One elegant way to overcome this difficulty, and in addition the difficulty that the optimal parameter values may change during a run of the algorithm, is to let the algorithm optimize the parameters on the fly (we give more details and references on dynamic parameter choices in Sect. 1.2). Formally speaking, this is an even more complicated task, because instead of a single good parameter value now a suitable functional dependence of the parameter on the search history needs to be provided. Fortunately, a number of natural heuristics like the 1/5-th rule has proven to be effective in certain cases. In a sense, these are all exogenous parameter control mechanisms which are added to the evolutionary system.

An even more elegant way is to incorporate the parameter control mechanism into the evolutionary process, that is, to attach the parameter value to the individual, to modify it via (extended) variation operators, and to use the fitness-based selection mechanisms of the algorithm to ensure that good parameter values become dominant in the population. This self-adaptation of the parameter values has two main advantages: (1) It is generic, that is, the adaptation mechanism is provided by the algorithm, only the representation of the parameter in the individual and the extension of the variation operators have to be provided by the user. (2) It allows to re-use existing algorithms and much of the existing code.

Despite these advantages, self-adaptation is not used a lot in discrete evolutionary optimization. From the theory side, there exists some advice on how to set up such a self-adaptive system, but a real proof for its usefulness is still missing. This is the point we aim to make some progress on.

1.1 Our Results

The main result of this work is that we propose a version of the \((1,\lambda )\) evolutionary algorithm (EA) with a natural self-adaptive choice of the mutation rate. For \(\lambda \ge C \ln n\), C a sufficiently large constant, we prove that it optimizes the classic OneMax benchmark problem in a runtime that is asymptotically optimal among all \(\lambda\)-parallel black-box optimization algorithms and that is better than the known runtimes of the (1,\(\lambda\)) EA and the (1+\(\lambda\)) EA for all static choices of the mutation rate. Compared to the (also asymptotically optimal) (1+\(\lambda\)) EA with fitness-dependent mutation rate of Badkobeh, Lehre, and Sudholt [9] and the (1+\(\lambda\)) EA with self-adjusting (exogenous) mutation rate of Doerr, Gießen, Witt, and Yang [23] the good news of our result is that this optimal runtime could be obtained in a generic manner. Note that both the fitness-dependent mutation rate of [9] and the self-adjusting rate of [23] with its mix of random and greedy rate adjustments would have been hard to find without a deeper understanding of the mathematics of these algorithms.

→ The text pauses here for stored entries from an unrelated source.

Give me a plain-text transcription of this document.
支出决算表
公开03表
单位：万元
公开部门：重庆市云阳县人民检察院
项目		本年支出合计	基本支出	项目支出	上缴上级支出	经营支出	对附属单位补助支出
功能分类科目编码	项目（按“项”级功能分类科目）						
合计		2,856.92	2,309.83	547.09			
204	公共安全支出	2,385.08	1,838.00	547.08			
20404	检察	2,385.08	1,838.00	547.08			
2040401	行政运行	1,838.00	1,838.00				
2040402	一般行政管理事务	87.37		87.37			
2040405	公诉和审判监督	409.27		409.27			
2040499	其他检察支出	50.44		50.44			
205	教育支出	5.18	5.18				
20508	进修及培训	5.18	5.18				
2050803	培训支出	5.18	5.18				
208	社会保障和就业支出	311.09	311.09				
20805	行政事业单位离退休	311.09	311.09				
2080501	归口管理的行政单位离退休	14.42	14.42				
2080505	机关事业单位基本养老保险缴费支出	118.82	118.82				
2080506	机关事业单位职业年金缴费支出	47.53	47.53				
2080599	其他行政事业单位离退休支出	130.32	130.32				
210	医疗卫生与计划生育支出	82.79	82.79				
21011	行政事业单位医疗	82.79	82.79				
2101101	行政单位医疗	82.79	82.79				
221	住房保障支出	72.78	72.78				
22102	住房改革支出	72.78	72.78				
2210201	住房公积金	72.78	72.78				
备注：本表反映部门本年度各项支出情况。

Not surprisingly, the proof of our main result has some similarity to the analysis of the self-adjusting (1+\(\lambda\)) EA of [23]. In particular, we also estimate the expected progress in one iteration and use variable drift analysis. Also, we need a careful probabilistic analysis of the progress obtained from different mutation rates to estimate which rate is encoded in the new parent individual (unfortunately, we cannot reuse the analysis of [23] since it is not always strong enough for our purposes). The reason, and this is also the main technical challenge in this work, is that the (1,\(\lambda\)) EA can lose fitness in one iteration. This happens almost surely when the mutation rate is too high. For this reason, we need to argue more carefully that such events do not happen regularly. To do so, among several new arguments, we also need a stronger version of the occupation probability result [47, Theorem 7] since (1) we need sharper probability estimates for the case that movements away from the target are highly unlikely and (2) for our process, the changes per time step cannot be bounded by a small constant. We expect our new results (Lemmas 6 and 7) to find other applications in the theory of evolutionary algorithms in the future. Note that for the (1+\(\lambda\)) EA, an excursion into unfavorable rate regions is less a problem as long as one can show that the mutation rate returns into the good region after a reasonable time. The fact that the (1,\(\lambda\)) EA can lose fitness also makes it more difficult to cut the analysis into regimes defined by fitness levels since it is now possible that the EA returns into a previous regime.

In this work, we also gained two insights which might be useful in the design of future self-adaptive algorithms.

Need for non-elitism Given the previous works, it would be natural to try a self-adaptive version of the (1+\(\lambda\)) EA. However, this is risky. While the self-adjusting EA of [23] copes well with the situation that the current mutation rate is far from the ideal one and then provably quickly changes the rate to an efficient setting, a self-adaptive algorithm cannot do so. Since the mutation rate is encoded in the individual, a change of the rate can only occur if an offspring is accepted. For an elitist algorithm like the (1+\(\lambda\)) EA, this is only possible when an offspring is generated that is good enough to compete with the parent(s). Consequently, if the parent individual in a self-adaptive (1+\(\lambda\)) EA has a high fitness, but a detrimental (that is, large) mutation rate, then the algorithm is stuck with this individual for a long time. Already for the simple OneMax function, such a situation can lead to an exponential runtime.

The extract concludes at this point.